Once a person (or couple, or group) has enough money that they can expect with a great degree of confidence that they will be able to accomplish all of their goals, the question shifts from how to grow their money to ‘Why take more risk?’ — the risk inherent in investing. Now, some argue that human wants are infinite, and that people can always spend more money, but I find that most people have a ceiling above which it is actively hard to spend more money without being purposefully frivolous. My theory on this is that time is actually the limiting factor, and that most of the successful people I know spend so much time doing things they enjoy that aren’t obscenely expensive, that even if they travel often, splurge occasionally, and don’t keep a budget, spending more than $20-25k/month would be a challenge.

Now, don’t get me wrong, optionality is one of my favorite things in the world. And with more money certainly comes more options. Said another way, if you start to take risk off the table because you’ve accomplished your goals, you start to reduce your ability to accomplish goals that you simply haven’t thought of yet. In most cases, the really high marginal utility goals (never have to ask the kids for money, pay for kids’ college, can stay in the home forever, can retire at a reasonable age, etc.) are pretty obvious. The loftier goals (e.g., endowing a wing at the alma mater) have a pretty low utility/$.

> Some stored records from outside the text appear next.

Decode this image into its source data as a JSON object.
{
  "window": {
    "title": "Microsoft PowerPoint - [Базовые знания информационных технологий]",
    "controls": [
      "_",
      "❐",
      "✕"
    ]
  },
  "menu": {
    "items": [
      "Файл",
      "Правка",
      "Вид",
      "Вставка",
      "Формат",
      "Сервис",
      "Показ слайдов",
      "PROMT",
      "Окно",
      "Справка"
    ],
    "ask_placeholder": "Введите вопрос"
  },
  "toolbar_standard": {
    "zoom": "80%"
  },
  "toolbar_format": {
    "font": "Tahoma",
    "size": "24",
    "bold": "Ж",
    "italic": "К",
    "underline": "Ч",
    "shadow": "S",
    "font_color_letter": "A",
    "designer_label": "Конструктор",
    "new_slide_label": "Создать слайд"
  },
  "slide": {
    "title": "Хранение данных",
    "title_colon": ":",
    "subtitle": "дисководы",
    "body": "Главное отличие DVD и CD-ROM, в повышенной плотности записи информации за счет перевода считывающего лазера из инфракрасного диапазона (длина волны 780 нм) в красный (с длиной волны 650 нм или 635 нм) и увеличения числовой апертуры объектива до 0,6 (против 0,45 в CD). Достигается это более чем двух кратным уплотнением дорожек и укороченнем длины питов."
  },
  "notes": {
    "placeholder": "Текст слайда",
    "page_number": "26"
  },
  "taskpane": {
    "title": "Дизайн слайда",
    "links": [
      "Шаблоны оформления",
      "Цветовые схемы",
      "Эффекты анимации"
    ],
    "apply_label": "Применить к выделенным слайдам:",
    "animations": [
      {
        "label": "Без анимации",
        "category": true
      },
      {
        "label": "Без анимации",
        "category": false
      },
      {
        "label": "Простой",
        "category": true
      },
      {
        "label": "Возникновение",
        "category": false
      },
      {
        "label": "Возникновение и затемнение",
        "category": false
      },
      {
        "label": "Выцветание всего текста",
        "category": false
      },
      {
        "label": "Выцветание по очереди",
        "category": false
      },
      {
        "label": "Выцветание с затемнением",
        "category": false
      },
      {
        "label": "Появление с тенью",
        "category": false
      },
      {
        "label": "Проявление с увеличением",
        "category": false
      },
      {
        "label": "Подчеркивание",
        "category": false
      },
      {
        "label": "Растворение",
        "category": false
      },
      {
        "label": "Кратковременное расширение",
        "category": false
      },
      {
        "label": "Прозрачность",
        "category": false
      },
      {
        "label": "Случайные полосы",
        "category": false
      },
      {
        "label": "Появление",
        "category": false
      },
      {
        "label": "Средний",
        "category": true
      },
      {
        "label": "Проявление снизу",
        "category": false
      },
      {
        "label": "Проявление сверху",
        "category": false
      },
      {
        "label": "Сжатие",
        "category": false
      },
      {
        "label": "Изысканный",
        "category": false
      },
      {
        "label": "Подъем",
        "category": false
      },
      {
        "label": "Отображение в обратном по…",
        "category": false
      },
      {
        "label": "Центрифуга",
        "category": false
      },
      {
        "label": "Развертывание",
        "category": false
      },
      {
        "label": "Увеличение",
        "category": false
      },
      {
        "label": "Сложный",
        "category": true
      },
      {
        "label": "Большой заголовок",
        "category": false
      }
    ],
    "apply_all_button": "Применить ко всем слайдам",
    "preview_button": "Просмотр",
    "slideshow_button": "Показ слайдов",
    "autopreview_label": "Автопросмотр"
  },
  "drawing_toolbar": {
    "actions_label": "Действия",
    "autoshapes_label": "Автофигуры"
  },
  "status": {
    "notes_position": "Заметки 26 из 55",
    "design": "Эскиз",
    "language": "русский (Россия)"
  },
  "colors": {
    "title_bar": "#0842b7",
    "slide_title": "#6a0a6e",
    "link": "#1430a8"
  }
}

However, that theoretical optionality often comes with a very real cost — stress. Stress comes in many forms, and most people would (and do) pay a lot of money to reduce stress in their lives. However, stress is unique when it comes to investing because it is often the root cause of the biggest mistakes people make. Moved to cash in 2009 and are still there? You can bet it was stress. For most people, even those who have seen countless market cycles, seeing a swing of 30, 40, or 50% in the value of a portfolio (often the majority of their net worth) is a huge stressor. That stress (both the physical and psychological costs, as well as the existential threat that stress poses to an investment strategy) can easily outweigh the marginal benefit of the 99th goal on someone’s list. And that’s before even addressing the possibility that someone takes more risk than they need and actually reduces their options because markets move against them (or even just a poor sequence of returns relative to their spending).

There is a sort of zen-state that some people can reach that flips the equation on its head. Once someone has truly internalized the fact that they can easily accomplish their goals with the assets they have (think 1% withdrawal rate), even if the markets were to go against them in the worst way, there is an opportunity to break free of the stress (at least for the most part). When the true time horizon for that money becomes ‘the long run’, and the short run will never be in jeopardy, then the opportunities can once again outweigh the stress, because the stress starts to disappear (though not completely). This can create a positive feedback loop throughout a lifetime (or several lifetimes within a family). More secure finances leads to lower stress that leads to better risk/reward trade-offs of investing that leads to better returns that leads to more secure finances. And so the cycle continues.

We can see then, that the purpose of investing is not just to reach your goals, but to find the balance between reaching goals and reducing stress. Everybody is going to fall somewhere on that risk/reward spectrum, and most people will fall on different places throughout their lives. People understand this concept innately (whether or not they are practicing it correctly), and that’s why the most common rules of thumb in investing have to do with taking less risk when you have the means to accomplish more of your goals.

The purpose of investing isn’t the bottom line, and it’s not checking off item #500 from your wish-list. It’s striking the right balance that will maximize your happiness through a blend of adding things to your life that make it better and subtracting those things that make it worse.